From building Perpule to now scaling Escape Plan, your entrepreneurial journey spans two very different industries. What lessons from retail-tech unexpectedly helped you crack the travel lifestyle space? What are the challenges you faced and how did you tackle them?
The most useful thing Perpule taught me was how retail actually works at the ground level, not the glamorous version, but the supply chain, the distribution, the last-mile reality. That lens helped enormously when we were building Escape Plan’s omnichannel strategy. The second thing was knowing what scale looks like from the inside.
I spent time at Amazon after the acquisition, and that changed how I think about systems. When you’ve seen a business operate at that level, you stop relying on instinct. You build filters. The challenge in travel accessories was different from retail-tech, here, the product itself is the experience. You can’t separate the design from the business. That took adjustment. We had to build capabilities that most D2C brands in India don’t have, because travel products require it. We made mistakes along the way. We learned that execution is very different from intent. Everyone says it will happen. Very few actually deliver.
Travel culture in India has changed dramatically post-pandemic, people are travelling more frequently, more consciously, and more stylishly. How do you see the future of premium travel gear evolving over the next five years?

The category is going to bifurcate clearly. There will be a strong mass segment, high volume, design-conscious, value-driven, and there will be a genuine premium segment that didn’t really exist in India five years ago.

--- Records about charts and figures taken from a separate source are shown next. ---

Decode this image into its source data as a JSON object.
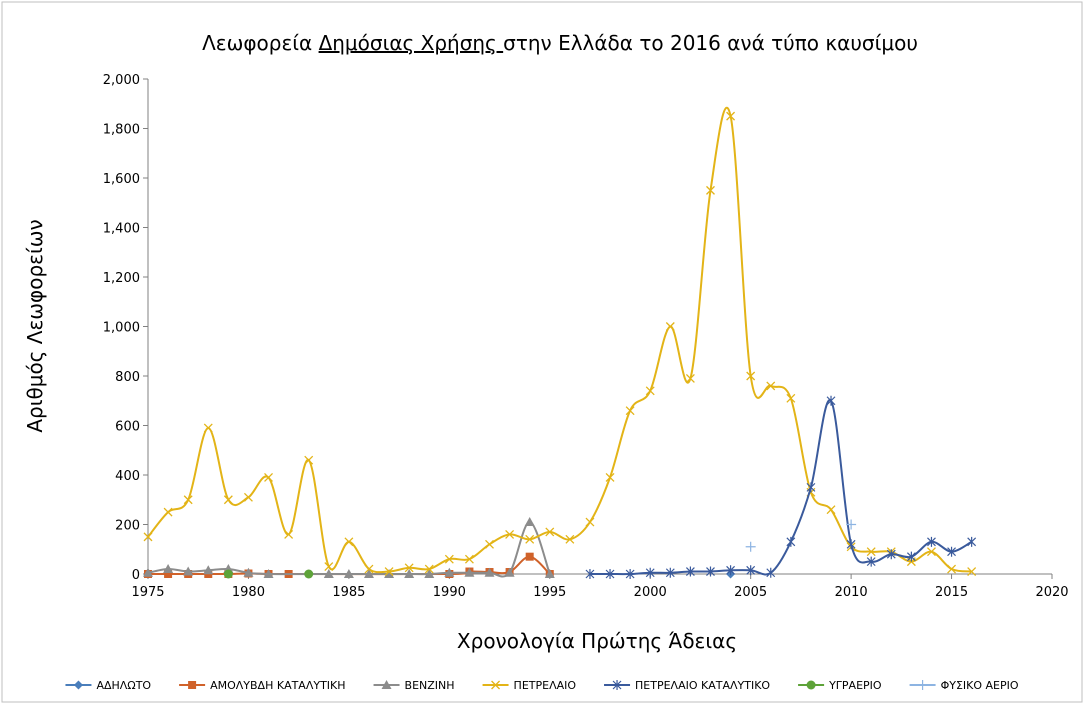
{
  "chart_data": {
    "type": "line",
    "title_prefix": "Λεωφορεία ",
    "title_underlined": "Δημόσιας Χρήσης ",
    "title_suffix": "στην Ελλάδα το 2016 ανά τύπο καυσίμου",
    "xlabel": "Χρονολογία Πρώτης Άδειας",
    "ylabel": "Αριθμός Λεωφορείων",
    "xlim": [
      1975,
      2020
    ],
    "ylim": [
      0,
      2000
    ],
    "xticks": [
      1975,
      1980,
      1985,
      1990,
      1995,
      2000,
      2005,
      2010,
      2015,
      2020
    ],
    "yticks": [
      0,
      200,
      400,
      600,
      800,
      1000,
      1200,
      1400,
      1600,
      1800,
      2000
    ],
    "ytick_labels": [
      "0",
      "200",
      "400",
      "600",
      "800",
      "1,000",
      "1,200",
      "1,400",
      "1,600",
      "1,800",
      "2,000"
    ],
    "grid": false,
    "legend_position": "bottom",
    "series": [
      {
        "name": "ΑΔΗΛΩΤΟ",
        "color": "#4a7ebb",
        "marker": "diamond",
        "points": [
          [
            1975,
            0
          ],
          [
            2004,
            0
          ]
        ],
        "line": false
      },
      {
        "name": "ΑΜΟΛΥΒΔΗ ΚΑΤΑΛΥΤΙΚΗ",
        "color": "#d0622a",
        "marker": "square",
        "points": [
          [
            1975,
            0
          ],
          [
            1976,
            0
          ],
          [
            1977,
            0
          ],
          [
            1978,
            0
          ],
          [
            1979,
            0
          ],
          [
            1980,
            2
          ],
          [
            1981,
            0
          ],
          [
            1982,
            0
          ],
          [
            1990,
            0
          ],
          [
            1991,
            10
          ],
          [
            1992,
            8
          ],
          [
            1993,
            8
          ],
          [
            1994,
            70
          ],
          [
            1995,
            0
          ]
        ],
        "line": true
      },
      {
        "name": "ΒΕΝΖΙΝΗ",
        "color": "#8c8c8c",
        "marker": "triangle",
        "points": [
          [
            1975,
            5
          ],
          [
            1976,
            20
          ],
          [
            1977,
            10
          ],
          [
            1978,
            15
          ],
          [
            1979,
            20
          ],
          [
            1980,
            5
          ],
          [
            1981,
            0
          ],
          [
            1984,
            0
          ],
          [
            1985,
            0
          ],
          [
            1986,
            0
          ],
          [
            1987,
            0
          ],
          [
            1988,
            0
          ],
          [
            1989,
            0
          ],
          [
            1990,
            5
          ],
          [
            1991,
            5
          ],
          [
            1992,
            5
          ],
          [
            1993,
            5
          ],
          [
            1994,
            210
          ],
          [
            1995,
            0
          ]
        ],
        "line": true
      },
      {
        "name": "ΠΕΤΡΕΛΑΙΟ",
        "color": "#e3b417",
        "marker": "x",
        "points": [
          [
            1975,
            150
          ],
          [
            1976,
            250
          ],
          [
            1977,
            300
          ],
          [
            1978,
            590
          ],
          [
            1979,
            300
          ],
          [
            1980,
            310
          ],
          [
            1981,
            390
          ],
          [
            1982,
            160
          ],
          [
            1983,
            460
          ],
          [
            1984,
            30
          ],
          [
            1985,
            130
          ],
          [
            1986,
            20
          ],
          [
            1987,
            10
          ],
          [
            1988,
            25
          ],
          [
            1989,
            20
          ],
          [
            1990,
            60
          ],
          [
            1991,
            60
          ],
          [
            1992,
            120
          ],
          [
            1993,
            160
          ],
          [
            1994,
            140
          ],
          [
            1995,
            170
          ],
          [
            1996,
            140
          ],
          [
            1997,
            210
          ],
          [
            1998,
            390
          ],
          [
            1999,
            660
          ],
          [
            2000,
            740
          ],
          [
            2001,
            1000
          ],
          [
            2002,
            790
          ],
          [
            2003,
            1550
          ],
          [
            2004,
            1850
          ],
          [
            2005,
            800
          ],
          [
            2006,
            760
          ],
          [
            2007,
            710
          ],
          [
            2008,
            330
          ],
          [
            2009,
            260
          ],
          [
            2010,
            110
          ],
          [
            2011,
            90
          ],
          [
            2012,
            90
          ],
          [
            2013,
            50
          ],
          [
            2014,
            90
          ],
          [
            2015,
            20
          ],
          [
            2016,
            10
          ]
        ],
        "line": true
      },
      {
        "name": "ΠΕΤΡΕΛΑΙΟ ΚΑΤΑΛΥΤΙΚΟ",
        "color": "#3a5a9c",
        "marker": "star",
        "points": [
          [
            1997,
            0
          ],
          [
            1998,
            0
          ],
          [
            1999,
            0
          ],
          [
            2000,
            5
          ],
          [
            2001,
            5
          ],
          [
            2002,
            10
          ],
          [
            2003,
            10
          ],
          [
            2004,
            15
          ],
          [
            2005,
            15
          ],
          [
            2006,
            5
          ],
          [
            2007,
            130
          ],
          [
            2008,
            350
          ],
          [
            2009,
            700
          ],
          [
            2010,
            120
          ],
          [
            2011,
            50
          ],
          [
            2012,
            80
          ],
          [
            2013,
            70
          ],
          [
            2014,
            130
          ],
          [
            2015,
            90
          ],
          [
            2016,
            130
          ]
        ],
        "line": true
      },
      {
        "name": "ΥΓΡΑΕΡΙΟ",
        "color": "#5ea339",
        "marker": "circle",
        "points": [
          [
            1979,
            0
          ],
          [
            1983,
            0
          ]
        ],
        "line": false
      },
      {
        "name": "ΦΥΣΙΚΟ ΑΕΡΙΟ",
        "color": "#8db4e2",
        "marker": "plus",
        "points": [
          [
            2005,
            110
          ],
          [
            2010,
            200
          ]
        ],
        "line": false
      }
    ]
  }
}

Both will grow, but for different reasons.
The mass segment will grow because more Indians are travelling, more frequently, and they want products that reflect that lifestyle without breaking the budget.
The premium segment will grow because a section of Indian consumers has developed a genuine appreciation for craftsmanship, material quality, and brand identity, the kind of sensibility you used to only find abroad. What we’re building is a platform that can serve both.

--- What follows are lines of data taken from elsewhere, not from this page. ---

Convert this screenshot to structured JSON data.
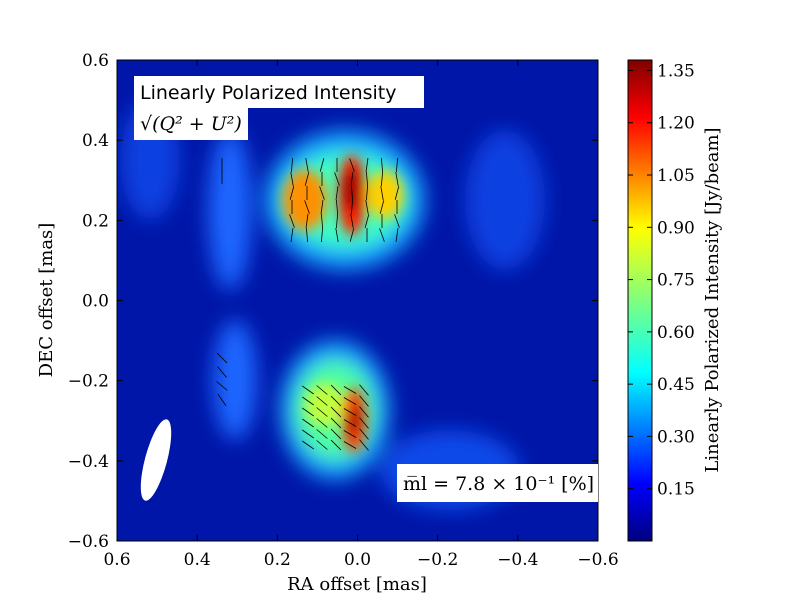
{
  "chart_data": {
    "type": "heatmap",
    "title": "Linearly Polarized Intensity",
    "subtitle": "√(Q² + U²)",
    "xlabel": "RA offset [mas]",
    "ylabel": "DEC offset [mas]",
    "xlim": [
      0.6,
      -0.6
    ],
    "ylim": [
      -0.6,
      0.6
    ],
    "x_ticks": [
      "0.6",
      "0.4",
      "0.2",
      "0.0",
      "−0.2",
      "−0.4",
      "−0.6"
    ],
    "y_ticks": [
      "−0.6",
      "−0.4",
      "−0.2",
      "0.0",
      "0.2",
      "0.4",
      "0.6"
    ],
    "colorbar": {
      "label": "Linearly Polarized Intensity [Jy/beam]",
      "range": [
        0.0,
        1.38
      ],
      "ticks": [
        "0.15",
        "0.30",
        "0.45",
        "0.60",
        "0.75",
        "0.90",
        "1.05",
        "1.20",
        "1.35"
      ],
      "colormap": "jet"
    },
    "annotation_m": "m̅l =  7.8 × 10⁻¹ [%]",
    "beam": {
      "x": 0.485,
      "y": -0.4,
      "bmaj": 0.2,
      "bmin": 0.06
    },
    "components": [
      {
        "x": 0.02,
        "y": 0.26,
        "peak": 1.38,
        "sx": 0.025,
        "sy": 0.08
      },
      {
        "x": 0.12,
        "y": 0.25,
        "peak": 1.2,
        "sx": 0.03,
        "sy": 0.05
      },
      {
        "x": -0.05,
        "y": 0.26,
        "peak": 0.85,
        "sx": 0.04,
        "sy": 0.06
      },
      {
        "x": 0.0,
        "y": -0.32,
        "peak": 1.25,
        "sx": 0.025,
        "sy": 0.07
      },
      {
        "x": 0.08,
        "y": -0.3,
        "peak": 0.85,
        "sx": 0.05,
        "sy": 0.05
      }
    ]
  },
  "colors": {
    "field_background": "#0016a8",
    "beam": "#ffffff"
  }
}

Partnerships like the one with Rare Rabbit are part of that, bringing real fashion DNA into travel gear, not as a seasonal experiment, but as a serious category build. Over the next five years, I expect travel accessories to become as considered a purchase as fashion or electronics. The consumer is getting there faster than the industry realises.
As someone who has travelled extensively across Europe, what are some global travel habits, innovations, or design philosophies you believe India is only just beginning to embrace?

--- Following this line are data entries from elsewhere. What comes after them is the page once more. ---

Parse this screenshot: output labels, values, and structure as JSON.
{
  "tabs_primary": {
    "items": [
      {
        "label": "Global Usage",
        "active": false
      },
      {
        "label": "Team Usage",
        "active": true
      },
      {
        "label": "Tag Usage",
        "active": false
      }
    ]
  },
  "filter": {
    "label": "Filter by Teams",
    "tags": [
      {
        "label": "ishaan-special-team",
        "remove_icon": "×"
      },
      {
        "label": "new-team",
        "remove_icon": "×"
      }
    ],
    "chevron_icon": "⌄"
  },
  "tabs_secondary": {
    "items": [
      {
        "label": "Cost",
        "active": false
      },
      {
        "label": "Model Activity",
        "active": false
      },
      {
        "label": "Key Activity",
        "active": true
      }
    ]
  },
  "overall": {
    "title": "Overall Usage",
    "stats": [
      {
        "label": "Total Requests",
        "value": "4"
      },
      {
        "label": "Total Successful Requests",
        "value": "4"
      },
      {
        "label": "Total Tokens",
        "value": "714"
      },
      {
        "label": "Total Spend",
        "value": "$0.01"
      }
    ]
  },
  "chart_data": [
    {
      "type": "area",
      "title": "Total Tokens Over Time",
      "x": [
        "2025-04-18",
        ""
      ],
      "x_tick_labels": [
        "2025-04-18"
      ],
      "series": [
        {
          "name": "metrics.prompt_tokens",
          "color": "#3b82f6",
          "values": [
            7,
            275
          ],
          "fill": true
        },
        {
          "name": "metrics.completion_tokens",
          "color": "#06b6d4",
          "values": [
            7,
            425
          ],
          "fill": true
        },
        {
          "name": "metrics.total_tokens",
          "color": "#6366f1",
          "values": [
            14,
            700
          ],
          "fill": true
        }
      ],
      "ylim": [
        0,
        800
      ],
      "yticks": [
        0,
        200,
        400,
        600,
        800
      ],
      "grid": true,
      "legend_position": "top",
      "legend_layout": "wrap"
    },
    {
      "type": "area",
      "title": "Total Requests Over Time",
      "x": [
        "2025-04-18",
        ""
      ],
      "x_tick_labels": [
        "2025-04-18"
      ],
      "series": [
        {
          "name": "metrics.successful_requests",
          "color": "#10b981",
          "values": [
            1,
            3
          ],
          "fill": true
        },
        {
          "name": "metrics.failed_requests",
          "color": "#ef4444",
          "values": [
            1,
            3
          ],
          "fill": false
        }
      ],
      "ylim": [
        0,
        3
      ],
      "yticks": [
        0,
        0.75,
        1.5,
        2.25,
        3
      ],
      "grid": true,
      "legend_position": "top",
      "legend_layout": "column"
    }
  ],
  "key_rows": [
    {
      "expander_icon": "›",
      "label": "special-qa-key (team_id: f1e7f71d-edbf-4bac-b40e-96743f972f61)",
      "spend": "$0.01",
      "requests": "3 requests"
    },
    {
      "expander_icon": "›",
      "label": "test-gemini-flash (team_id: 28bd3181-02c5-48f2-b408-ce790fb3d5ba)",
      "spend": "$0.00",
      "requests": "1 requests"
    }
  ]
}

A few things stand out. The first is modularity, the idea that your travel kit should adapt to your trip, not the other way around. In Europe, you see people travelling with systems, organisers, pouches, bags that clip and connect and reconfigure. India is just beginning to discover that.
The second is the concept of travel as identity. Abroad, what you carry communicates who you are. That level of intentionality around travel gear is new here but it’s coming fast, especially with younger travellers.
The third is sustainability, the idea of buying once, buying well, and maintaining the product over time. Refurbishment, repair, second-hand, these aren’t niche concepts abroad. We’re building those services into our platform because I believe India will arrive there sooner than people expect. The Indian traveller is evolving quickly. Our job is to be ready before they get there, not after.